I could have saved my heart the stress. The Hoosier State was moving along lazily. In face, it was about to be overtaken by AmherstMadison's boat, the Drema G. Woods. You can see them here, with the Nell in the background making tow.

I didn't know if Joe Kincaid were in the pilothouse of the Hoosier State and if he saw me, because the boat took its good sweet time moving toward the Ohio. I got some decent shots, considering the boat was either lit up by the warm tones of the setting sun or was in the shade.

I had been up on the bridge for a while when my phone rang. It was Joey, sitting in the car. "You know, you can come down," he said. I explained that I was trying to get some good shots of a slow-moving boat and I would be down when the boat was gone.

Lucky for me, Joey called when the Hoosier State was at a bad spot for shooting. Near the bridge is a utility line of some sort that crosses the river below the sidewalk level. It can get in the way of some decent shots.

As I was waiting for the Hoosier State to get closer, the Drema G. Woods exited the Kanawha to my right, so I got this shot.

The Hoosier State is 48 feet wide, and its hull goes nine to nine and a half feet deep in the water. So, it has to push some water out of the way when it moves, creating these waves.

The design of the Hoosier State's pilothouse has a big window in front of the guy doing the steering,and there's a gap in the center console, allowing him a pretty good view of the front of the boat below him.

But where is he supposed to put his feet when he wants to lean back and take it easy for a few seconds?

As the Hoosier State got closer, it came out of shadow and into the golden sunlight, as you can see in these two pictures.

I saw Joe on the boat as it neared the bridge, and as it went under he shouted up to me that the new AEP boat Mike Weisend was on its way down and should be there in 30 minutes.

We shouted some stuff back and forth before the boat went under the bridge. The last shot I got was of this deckhand.

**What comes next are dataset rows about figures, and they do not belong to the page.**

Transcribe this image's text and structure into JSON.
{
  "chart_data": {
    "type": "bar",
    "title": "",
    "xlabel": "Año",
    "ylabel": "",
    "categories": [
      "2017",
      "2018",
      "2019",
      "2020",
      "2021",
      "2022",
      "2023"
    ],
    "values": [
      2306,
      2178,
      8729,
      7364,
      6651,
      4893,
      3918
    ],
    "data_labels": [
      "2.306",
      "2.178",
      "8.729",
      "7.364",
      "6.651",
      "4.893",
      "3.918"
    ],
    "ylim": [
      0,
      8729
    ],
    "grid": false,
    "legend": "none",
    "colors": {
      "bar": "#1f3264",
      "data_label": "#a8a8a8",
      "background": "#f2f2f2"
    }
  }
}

Down at the car, I bribed Joey with the promise of his favorite sandwich from Subway if he wouldn't complain about my going up the river a few miles to look for the Weisend. He agreed. We went up as far as Cheshire, but we didn't see it. On the way up, we passed the Kyger Creek and Gavin power plants. I told him some about the pollution equipment on them and of how coal-fired plants still leave a lot of stuff behind in the form of coal ash and scrubber sludge that has to be disposed of.

Joey got his sandwich, and I got home to work on editing the pictures. During a Facebook conversation with Joe Kincaid, I was told that some guys on the boat heard sires of emergency vehicles crossing the bridge, and they thought I was as a jumper. I told them the sirens came from a police car and a firetruck escorting a pickup full of cheerleaders. And it's not like I haven't been mistaken for a jumper before.

So that was my excitement for the evening. My one regret is that after the Hoosier Stat exited the Kanawha and as I was crossing the Silver Memorial Bridge, I could have gotten a good shot of the Hoosier State lightboat with Point Pleasant in the background. But the light was fading, my camera was in its bag and I didn't want to take the time to slow down on the bridge, as the traffic that was a quarter of a mile behind me might not notice the slow speed I would have to be going.

Perhaps someday the opportunity will present itself  again.